The merger between the three groups was announced officially by the new co-heads of the merged corporate practice, partners Adam Signy and Matthew Layton. Signy was formerly in 30C and close to private equity house Candover, while Layton was also in 30C and key to the relationship with Permira, The Lawyer reported.

“Welcome to 30D,” began an email of 11 December 2007. “While on the surface it may seem to many of you to be business as usual, we firmly believe that the new group will enable us all to take full advantage of the many opportunities to develop and enhance our highly successful practice.”
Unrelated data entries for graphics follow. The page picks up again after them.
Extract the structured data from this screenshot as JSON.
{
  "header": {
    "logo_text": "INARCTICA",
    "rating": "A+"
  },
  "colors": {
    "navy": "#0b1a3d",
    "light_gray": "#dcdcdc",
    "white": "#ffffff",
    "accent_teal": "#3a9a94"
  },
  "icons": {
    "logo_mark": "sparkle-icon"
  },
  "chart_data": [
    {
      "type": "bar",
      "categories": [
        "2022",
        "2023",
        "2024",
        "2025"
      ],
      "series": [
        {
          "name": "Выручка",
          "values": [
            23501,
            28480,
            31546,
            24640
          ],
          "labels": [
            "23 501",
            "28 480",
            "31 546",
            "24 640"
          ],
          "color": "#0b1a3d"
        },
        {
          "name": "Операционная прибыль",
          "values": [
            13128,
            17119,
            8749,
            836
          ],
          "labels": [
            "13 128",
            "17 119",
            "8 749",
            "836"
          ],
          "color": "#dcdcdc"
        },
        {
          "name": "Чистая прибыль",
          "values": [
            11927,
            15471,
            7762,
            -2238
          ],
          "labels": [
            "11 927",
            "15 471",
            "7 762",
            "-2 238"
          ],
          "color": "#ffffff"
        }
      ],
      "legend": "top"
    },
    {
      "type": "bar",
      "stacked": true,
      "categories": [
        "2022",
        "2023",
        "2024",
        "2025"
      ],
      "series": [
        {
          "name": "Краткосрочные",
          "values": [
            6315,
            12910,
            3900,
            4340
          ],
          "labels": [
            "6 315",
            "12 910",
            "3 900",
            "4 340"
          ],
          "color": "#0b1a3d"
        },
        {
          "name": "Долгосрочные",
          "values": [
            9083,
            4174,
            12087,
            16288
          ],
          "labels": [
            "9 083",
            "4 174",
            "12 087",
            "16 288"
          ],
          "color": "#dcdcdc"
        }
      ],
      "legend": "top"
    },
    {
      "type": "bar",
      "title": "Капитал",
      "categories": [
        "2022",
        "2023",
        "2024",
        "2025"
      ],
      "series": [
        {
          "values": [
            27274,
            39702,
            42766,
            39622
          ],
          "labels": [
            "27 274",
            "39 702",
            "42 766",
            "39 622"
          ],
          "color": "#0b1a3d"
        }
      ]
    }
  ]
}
Some reports have stated that creating a sense of internal identity for the newly formed group has been problematic for the firm. Signy and Layton invited suggestions for a more appropriate acronym after they admitted that people “objected, quite rightly” to 30D. Failing more appropriate suggestions, the group was told that 30D would follow the trendsetting banking team that had recently renamed itself from 50X to Finance X, and become Corporate D.

Allocating work to fee-earners has also be touted as a possible stumbling block for the firm. Labelled a challenge in departments with more than 100 “hungry — or overfed — mouths to feed” by The Lawyer, work will have to be divided between the partners that now reside in the one group.

Some Clifford Chance departments use an online “busy-o-gram” form, while others turn to the smiley faces on a whiteboard method of identifying when people are at capacity and when they are hungry for the next job. Others have partners rotate the various offices with a clipboard, polling everyone’s levels of busyness.

The merger is the most recent of a series of organisational overhauls in the firm. In October last year the asset finance (50M) and project finance (50C) teams fused to form Finance A. This name was a replacement for an earlier Finance Y, which was rejected when lawyers started asking “finance, why?”.

As well, earlier last year the securitisation team, the smaller trusts groups and the securities practice merged more than 180 fee-earners under the name capital markets. This naming came despite earlier speculation that the merged groups 50T, 50S, and 50D would be united as 50STD.

It remains to be seen how successful the recent merger will be, both in terms of culture and financially.